Da redação - Foto: Roberto Navarro

A memória e as lutas de Apolonio de Carvalho foram relembradas nesta segunda-feira, 2/4, na Assembleia Legislativa, em sessão solene proposta pelos deputados Rui Falcão, Adriano Diogo e Simão Pedro, do PT, para comemorar o centenário de nascimento do dirigente.

Falcão lembrou a presença do histórico dirigente, nos anos 1960, durante o processo de organização do 6º Congresso do Partido Comunista Brasileiro. A esquerda seguiu então caminhos diferentes e uma parte dela, segundo Falcão, se reencontrou depois no Partido dos Trabalhadores, onde Apolonio assinou a ficha de inscrição de número 1.

O importância de Apolonio no PT também foi apontada pelo ex-ministro José Dirceu. "Viajamos juntos por diversos Estados, na época de formação do PT. Ele sempre falava sobre a necessidade de o partido fazer alianças com a sociedade, reunindo interesses nacionais, e também alianças políticas, visando a capacidade de gestão", afirmou. Para o senador Eduardo Suplicy, o legado de Apolonio foi a indicação do melhor caminho para a superação de divergências.



Solidariedade internacional

A atuação de Apolonio de Carvalho além dos limites do território nacional foi destacada por Simão Pedro e pelo deputado federal Paulo Teixeira. "Ele foi um exemplo de militante e de solidariedade internacional, um entusiasta da transformação da sociedade", observou Simão. "Era um cidadão do mundo, e para ele nunca foi um peso lutar pelos ideais de brasileiros, espanhóis e franceses", acrescentou Teixeira. O representante de São Paulo na Câmara dos Deputados considerou ainda uma homenagem ao dirigente o trabalho a ser feito pela Comissão da Verdade, órgão criado em âmbito federal e no Estado de São Paulo para esclarecer episódios ocorridos durante o período da ditadura militar no Brasil.

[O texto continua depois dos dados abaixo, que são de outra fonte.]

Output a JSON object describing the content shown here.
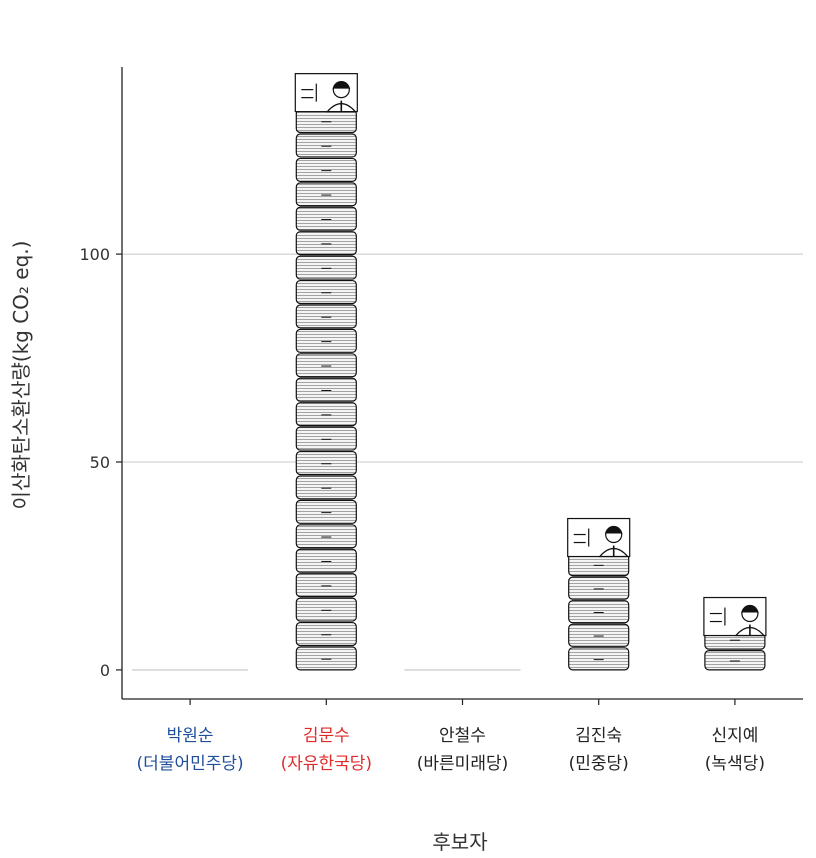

"Se Apolonio estivesse vivo, estaria nos orientando a fazer a Comissão da Verdade com grandeza, como um momento maior da nossa nacionalidade", reforçou Adriano Diogo, ressaltando que existem atualmente cerca de 70 mil processos abertos na Comissão Nacional de Anistia. "Que nossos desaparecidos possam ter uma sepultura digna, que a história seja contada e os bárbaros crimes cometidos sejam identificados", acrescentou.

O ex-ministro da Secretaria Especial de Direitos Humanos, Paulo Vannucchi, foi auxiliar de Apolonio na elaboração de documentos sobre a relação do PT com grupos de esquerda. "A palavra "novo" aparecia mais de 50 vezes em cada texto", lembrou. Ele também associou o fato de Apolonio ser "um revolucionário de vida inteira" ao recente enfrentamento entre jovens apoiadores da Comissão da Verdade e militares que comemoravam o aniversário do movimento de 1964 no Clube Militar, no Rio de Janeiro. "Este clube se transformou numa trincheira de defesa de torturadores que não podem ser confundidos com o Exército brasileiro".

Emocionada, a viúva de Apolonio, Reneé France de Carvalho, agradeceu as homenagens, oportunas "neste momento em que ressurge um movimento de protesto tão justo". Ao seu lado, o filho Raul disse que o pai viveu coerentemente com seu ideal político. "Ele se entusiasmava muito com seu papel de organizador. Não queria adeptos, queria construir militantes, pessoas críticas e esperançosas", concluiu.

Também participaram da sessão solene a historiadora Marly de Almeida Gomes e o advogado e artista Idibal Pivetta.



Palavras do 1º secretário

"Apolônio me inspirou a gostar da liberdade, porque a vida dele pode ser resumida nisso. Foi uma pessoa que sempre lutou pela liberdade. E a liberdade traz junto com ela a ideia de igualdade, fraternidade, solidariedade. Essas coisas aprendi com Apolônio", disse o deputado Rui Falcão, 1º secretário da Assembleia Legislativa e presidente nacional PT na homenagem aos cem anos de Apolônio de Carvalho, nesta segunda-feira, 2/4.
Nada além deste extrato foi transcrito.